Didier Drogba’s contract situation is one of the more baffling scenarios in modern football.
The Ivorian international has been one of the club’s stand-out performers over the past eight years, producing too many match-winning performances to remember for a handful of managers in west London.
Jose Mourinho spotted the potential back in 2004, spending £24 million to bring the player from Marseille to Stamford Bridge.
Few could have predicted the success that Drogba would go on to have during his time in England, and if his time with the Blues has come to an end, there can be no better way than to leave things than with a winning penalty in the Champions League final.
But how can Chelsea consider letting this beast of a striker leave for nothing?
True, Drogba has no re-sale value at his age, and does not owe the club anything after the years of service that he’s given for the club. His medal collection speaks for itself, with three Premier League winners medals, one League Cup, four FA Cups and now on Champions League.
And, if the talisman wanted to leave, then it would make sense to give him the opportunity to walk away on an immense high.
That simply doesn’t seem to be the case though, and whilst both his and his agent’s comments have been spun different ways by the media in the past, the general vibe is that Drogba would like to stay if possible.
The stumbling block would appear to be length of contract. Chelsea are renowned for their one-year contract extensions, something that has seen players reaching the later stages of their careers leave in the past.
Allowing Drogba the opportunity to follow that same path makes absolutely no sense though, because he is still so vital to the clubs cause.
His performance at the Allianz Arena is a great example. Asked to play up-front on his own, Drogba was isolated for large periods, but came alive when the opportunity arose, heading home a sublime equaliser in the 88th minute.
His over-eagerness could have cost the Blues when giving away a penalty in extra-time, but Petr Cech gave the club’s great servant a reprieve, and it was one he gleefully took after 120 minutes, sending Manuel Neuer the wrong way with the fifth spot-kick to send his side into ecstacy.
It’s not like this is the first time Drogba has delivered on the big stage either. In nine finals, he’s scored nine goals and been on the winning side every time but once, when the Blues lost to Spurs in a League Cup final.
His record at Wembley is unparalleled, with Drogba’s recent efforts against Tottenham in the semi-final and then Liverpool in the final helping Chelsea to another FA Cup win.
He's scored eight times in eight ties at the new stadium, always in the last four or better of major competitions.
In all competitions this season, Drogba notched 12 goals from 31 games whilst constantly vying for a starting spot with Fernando Torres. He also missed much of January at the African Cup of Nations, when the Ivory Coast lost in the final on penalties against Zambia.
The point is that, whilst Drogba is the ultimate big game player, he’s also consistent throughout the campaign.

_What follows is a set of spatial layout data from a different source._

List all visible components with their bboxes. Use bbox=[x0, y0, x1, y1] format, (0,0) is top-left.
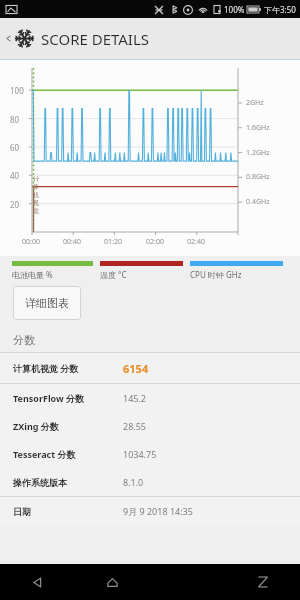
staticText: 算 bbox=[33, 183, 39, 191]
staticText: 日期 bbox=[13, 506, 31, 517]
other: Back bbox=[5, 35, 12, 42]
button[interactable]: ZXing 分数 bbox=[0, 412, 300, 440]
staticText: 电池电量 % bbox=[12, 269, 53, 280]
button[interactable]: Back bbox=[0, 18, 300, 59]
button[interactable]: TensorFlow 分数 bbox=[0, 384, 300, 412]
staticText: 1034.75 bbox=[123, 448, 157, 460]
staticText: 40 bbox=[10, 170, 20, 181]
staticText: 8.1.0 bbox=[123, 476, 144, 488]
staticText: 01:20 bbox=[104, 237, 122, 247]
staticText: TensorFlow 分数 bbox=[13, 392, 85, 404]
button[interactable]: Home bbox=[75, 564, 150, 600]
button[interactable]: Recents bbox=[225, 564, 300, 600]
staticText: 1.6GHz bbox=[246, 123, 270, 133]
staticText: 温度 °C bbox=[100, 269, 127, 280]
staticText: 9月 9 2018 14:35 bbox=[123, 505, 193, 517]
staticText: 分数 bbox=[13, 333, 35, 347]
staticText: 机 bbox=[33, 191, 39, 199]
staticText: 1.2GHz bbox=[246, 148, 270, 158]
staticText: 0.8GHz bbox=[246, 172, 270, 182]
staticText: 00:40 bbox=[63, 237, 81, 247]
button[interactable]: 操作系统版本 bbox=[0, 468, 300, 496]
staticText: 详细图表 bbox=[25, 296, 69, 310]
staticText: 计 bbox=[33, 175, 39, 183]
staticText: 02:40 bbox=[187, 237, 205, 247]
staticText: SCORE DETAILS bbox=[41, 29, 150, 49]
staticText: 2GHz bbox=[246, 98, 264, 108]
staticText: Tesseract 分数 bbox=[13, 448, 76, 460]
staticText: 02:00 bbox=[146, 237, 164, 247]
button[interactable]: Tesseract 分数 bbox=[0, 440, 300, 468]
staticText: 视 bbox=[33, 199, 39, 207]
staticText: 20 bbox=[10, 199, 20, 210]
staticText: 100 bbox=[10, 85, 24, 96]
button[interactable]: Back bbox=[0, 564, 75, 600]
staticText: 操作系统版本 bbox=[13, 477, 67, 488]
staticText: 60 bbox=[10, 142, 20, 153]
staticText: 觉 bbox=[33, 207, 39, 215]
staticText: CPU 时钟 GHz bbox=[190, 269, 242, 280]
staticText: 145.2 bbox=[123, 392, 147, 404]
button[interactable]: 日期 bbox=[0, 497, 300, 525]
staticText: 0.4GHz bbox=[246, 197, 270, 207]
staticText: 计算机视觉 分数 bbox=[13, 362, 79, 374]
staticText: 00:00 bbox=[22, 237, 40, 247]
button[interactable]: 详细图表 bbox=[13, 286, 81, 320]
staticText: ZXing 分数 bbox=[13, 420, 59, 432]
staticText: 80 bbox=[10, 114, 20, 125]
button[interactable]: 计算机视觉 分数 bbox=[0, 353, 300, 383]
staticText: 6154 bbox=[123, 361, 149, 376]
staticText: 下午3:50 bbox=[264, 4, 296, 15]
staticText: 100% bbox=[224, 4, 245, 15]
staticText: 28.55 bbox=[123, 420, 147, 432]
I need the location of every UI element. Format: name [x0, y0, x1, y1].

His goals record is exceptional over the past eight years, reaching double figures in every season he's been at the club.
He's also made over 30 appearances every year, showing he's still got the longevity to be involved on a regular basis.

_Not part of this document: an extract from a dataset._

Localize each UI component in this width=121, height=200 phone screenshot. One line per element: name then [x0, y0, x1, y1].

And yet, next season, Drogba could be playing for one of Chelsea’s rivals. What is stopping Sir Alex Ferguson or Roberto Mancini from bringing the player to Manchester in the summer and making their own teams stronger? The striker would certainly be an asset for either club, and a cheap one at that.
Both sides would also note the advantage of adding a free agent with UEFA’s new financial fair play rules lingering around the corner.
It’s not just Manchester United or Manchester City who’d be happy to have him though. Any Premier League side would take him, although wage demands would mean he’s a target accessible only to the elite.
What about Europe? Again, it’s only the very best who could afford Drogba, but he’s shown that he’s worth it. PSG have plenty of cash, Juventus are eager to make a splash in Europe once again, and then there is Spanish giants Real Madrid and Barcelona.
All these teams will be rivals to Chelsea in next season’s European Cup, and every team will have a better chance of beating the Blues if they had Drogba in their line-up.
In effect, the Blues would be giving their rivals a fantastic opportunity to strengthen, whilst taking a backwards step themselves.
In Torres, they have a £50 million striker who is yet to find his very best form despite ‘that’ goal in Barcelona. Aside from that, you have Daniel Sturridge, who isn’t Di Matteo’s first choice in a wide position, let alone up-front, and not a lot else.
The message from any Chelsea fan should be simple ahead of planned talks with Drogba later this month. Do everything you can to sign him up, Mr Abramovich.
The message from fans from any other club should be just as clear. Please let him leave on a free.